Who’s to blame when the web goes wrong?
In two appeals, the Supreme Court considers social media platforms’ immunity for terrorist acts
During oral arguments in two social media cases last week, the Supreme Court justices seemed to say, if you think the internet is broken, don’t expect us to fix it.
The cases weigh social media platforms’ liability for content posted by third parties. In Gonzalez v. Google, heard Tuesday, the family of a 23-year-old American woman who died in a 2015 Islamic State (ISIS) attack in Paris, sought to hold Google liable for violating the federal Anti-Terrorism Act’s ban on aiding and abetting terrorism. Family attorney Eric Schnapper argued that YouTube (owned by Google) recommended ISIS videos to users through its algorithms, thereby aiding terror recruitment.
A lower court sided with Google in a ruling that the 9th U.S. Circuit Court of Appeals affirmed.
At issue in Gonzalez is the reach of Section 230 of the Communications Decency Act. The 1996 law allowed the internet to flourish as a free speech forum by immunizing internet service providers from liability for content posted by third parties. Without that protection, platforms such as Facebook, Google, and YouTube say the internet as we know it would disappear. Providers would have to police content strictly to stave off lawsuits and financial ruin. Maybe they would even shut down. That’s what Google and friend-of-the-court supporters argued in legal briefs and in court Tuesday.
“These are not, like, the nine greatest experts on the internet,” Justice Elena Kagan observed, eliciting laughter from a watching galley. Conservative Justices Neil Gorsuch, Clarence Thomas, and Brett Kavanaugh shared her skepticism about the court’s ability to fix what ails the web. “Are we really the right body to draw back from what had been the text and consistent understanding in courts of appeals?” asked Kavanaugh.
Factual circumstances in a second case, heard Wednesday, are no less tragic. Nawras Alassaf, a Jordanian citizen, was among 39 people killed in the January 2017 ISIS attack at an Istanbul nightclub. The family is seeking to hold Twitter liable for Alassaf’s death under the Anti-Terrorism Act. While some justices seemed more sympathetic to the family’s challenge, nearly three hours of discussion about layers of hypothetical situations showed the complexity of their task.

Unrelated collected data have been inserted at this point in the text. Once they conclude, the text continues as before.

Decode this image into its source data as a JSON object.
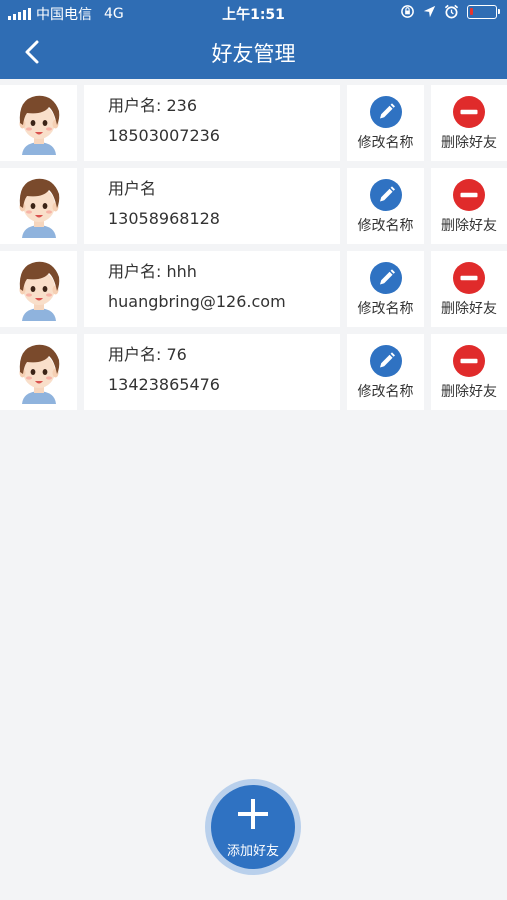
{
  "status_bar": {
    "carrier": "中国电信",
    "network": "4G",
    "time": "上午1:51",
    "battery_color": "#e8342c"
  },
  "nav": {
    "title": "好友管理",
    "back_icon": "chevron-left-icon"
  },
  "actions": {
    "edit_label": "修改名称",
    "edit_icon": "pencil-icon",
    "edit_color": "#2f72c2",
    "delete_label": "删除好友",
    "delete_icon": "minus-circle-icon",
    "delete_color": "#e02b2b"
  },
  "friends": [
    {
      "name": "用户名: 236",
      "contact": "18503007236"
    },
    {
      "name": "用户名",
      "contact": "13058968128"
    },
    {
      "name": "用户名: hhh",
      "contact": "huangbring@126.com"
    },
    {
      "name": "用户名: 76",
      "contact": "13423865476"
    }
  ],
  "fab": {
    "label": "添加好友",
    "icon": "plus-icon"
  },
  "colors": {
    "primary": "#2f6db4",
    "background": "#f3f4f6"
  }
}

Unlike Gonzalez, which focuses on algorithm-generated recommendations of ISIS content, Twitter v. Taamneh goes straight to the heart of the concern in both cases, arguing Twitter aided and abetted international terrorism by failing to keep ISIS content off the platform. Twitter attorney Seth Waxman argued the social media giant regularly removed ISIS-related content and could only be held liable under the Anti-Terrorism Act if it provided substantial assistance for a specific act of terrorism.

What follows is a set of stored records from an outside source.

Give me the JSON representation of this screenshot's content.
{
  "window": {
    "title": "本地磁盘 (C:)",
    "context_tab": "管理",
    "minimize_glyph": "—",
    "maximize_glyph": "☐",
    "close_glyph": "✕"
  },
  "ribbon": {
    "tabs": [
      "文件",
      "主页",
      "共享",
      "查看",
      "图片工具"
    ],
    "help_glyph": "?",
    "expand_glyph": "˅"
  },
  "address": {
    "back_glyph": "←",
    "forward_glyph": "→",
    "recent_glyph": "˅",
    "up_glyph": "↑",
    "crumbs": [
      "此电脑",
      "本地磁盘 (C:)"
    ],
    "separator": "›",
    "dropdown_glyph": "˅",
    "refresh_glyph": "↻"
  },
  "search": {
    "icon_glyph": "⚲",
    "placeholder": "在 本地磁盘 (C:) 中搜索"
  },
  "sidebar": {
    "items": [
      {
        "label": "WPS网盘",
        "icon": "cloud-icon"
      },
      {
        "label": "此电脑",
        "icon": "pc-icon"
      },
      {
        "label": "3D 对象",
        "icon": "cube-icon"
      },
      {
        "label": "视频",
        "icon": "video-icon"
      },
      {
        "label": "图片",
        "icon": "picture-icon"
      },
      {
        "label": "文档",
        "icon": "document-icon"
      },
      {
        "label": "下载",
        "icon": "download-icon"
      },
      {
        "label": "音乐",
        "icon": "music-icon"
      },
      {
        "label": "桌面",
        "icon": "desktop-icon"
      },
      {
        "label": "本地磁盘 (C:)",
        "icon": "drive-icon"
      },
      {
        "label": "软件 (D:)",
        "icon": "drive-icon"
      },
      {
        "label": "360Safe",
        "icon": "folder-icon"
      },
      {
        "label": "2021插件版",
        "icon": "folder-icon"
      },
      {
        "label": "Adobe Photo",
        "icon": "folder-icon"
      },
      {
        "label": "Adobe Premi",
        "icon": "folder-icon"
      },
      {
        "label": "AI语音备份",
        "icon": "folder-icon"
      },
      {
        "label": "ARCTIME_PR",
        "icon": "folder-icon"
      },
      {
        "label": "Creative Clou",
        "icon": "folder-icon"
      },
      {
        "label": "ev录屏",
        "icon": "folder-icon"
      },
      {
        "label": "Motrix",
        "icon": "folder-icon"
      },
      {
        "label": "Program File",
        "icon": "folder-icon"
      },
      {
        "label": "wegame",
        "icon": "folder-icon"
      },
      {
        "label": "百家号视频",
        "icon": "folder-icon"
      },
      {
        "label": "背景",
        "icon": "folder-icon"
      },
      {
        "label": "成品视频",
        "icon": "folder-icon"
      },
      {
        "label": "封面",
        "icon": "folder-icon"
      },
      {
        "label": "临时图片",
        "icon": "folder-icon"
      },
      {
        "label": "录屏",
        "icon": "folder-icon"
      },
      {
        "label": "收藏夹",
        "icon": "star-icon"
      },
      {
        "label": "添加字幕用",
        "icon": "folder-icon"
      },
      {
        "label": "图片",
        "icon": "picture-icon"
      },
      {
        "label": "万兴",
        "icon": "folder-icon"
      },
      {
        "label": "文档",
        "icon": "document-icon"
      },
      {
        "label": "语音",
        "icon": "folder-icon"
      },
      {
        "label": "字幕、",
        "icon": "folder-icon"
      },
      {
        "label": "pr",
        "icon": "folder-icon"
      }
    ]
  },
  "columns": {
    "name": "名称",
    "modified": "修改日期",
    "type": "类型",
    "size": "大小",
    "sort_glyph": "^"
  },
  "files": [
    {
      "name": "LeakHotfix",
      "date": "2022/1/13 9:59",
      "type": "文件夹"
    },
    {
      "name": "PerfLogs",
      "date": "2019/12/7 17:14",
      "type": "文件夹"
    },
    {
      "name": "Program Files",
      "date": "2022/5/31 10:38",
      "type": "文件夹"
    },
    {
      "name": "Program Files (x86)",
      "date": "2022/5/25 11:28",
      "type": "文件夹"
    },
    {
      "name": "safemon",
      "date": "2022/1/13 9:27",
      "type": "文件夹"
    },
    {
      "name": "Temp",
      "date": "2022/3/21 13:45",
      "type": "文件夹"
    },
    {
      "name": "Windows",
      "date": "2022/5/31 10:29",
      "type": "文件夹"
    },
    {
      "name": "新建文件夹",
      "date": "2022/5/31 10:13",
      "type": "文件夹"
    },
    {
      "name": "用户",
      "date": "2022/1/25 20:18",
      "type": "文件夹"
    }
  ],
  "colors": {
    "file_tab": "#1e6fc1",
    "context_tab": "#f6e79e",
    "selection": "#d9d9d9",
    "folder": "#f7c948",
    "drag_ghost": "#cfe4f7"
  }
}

The Biden administration supported the platforms but on a narrower basis, with Deputy Solicitor General Edwin Kneedler arguing that a defendant could be held liable under the Anti-Terrorism Act even if it did not know about a specific act.
A California district court dismissed the case in 2018, agreeing with Twitter that the family couldn’t prove the platform knowingly aided and abetted the Istanbul attack. In 2021, the family appealed the decision to the 9th Circuit, which also sided with Twitter.
Some justices seemed troubled by the prospect of letting Twitter completely off the hook. Kagan pushed back against Kneedler’s assertion that a platform that provided an account to a known terrorist differed from a bank that provided an account to one.
“It seems to be true that various kinds of social media platforms also provide very important services to terrorists,” said Kagan. “And if you know that you’re providing a very important service to terrorists, why aren’t you providing substantial assistance and just doing it knowingly?”
Thus far Congress has failed to take any action to amend Section 230 to address criticisms by both political parties. Democrats allege that the platforms amplify racist and violent content, while Republicans raise concerns that content moderators are censoring conservative views.
If this week’s arguments are any indication, Congress may be the only government body able to contain the worst excesses of the internet. Court rulings are blunt instruments for dealing with complex matters, and yet congressional inaction has left proponents of change nowhere else to go.
The Supreme Court will likely have more chances to join the fray. Critical of social media censoring of conservative views, Texas and Florida have created laws targeting content moderation. Last month, the justices asked the Justice Department to weigh in on the issues presented by the states’ laws, both currently blocked by courts.
The court is expected to issue rulings in the Section 230 cases no later than July.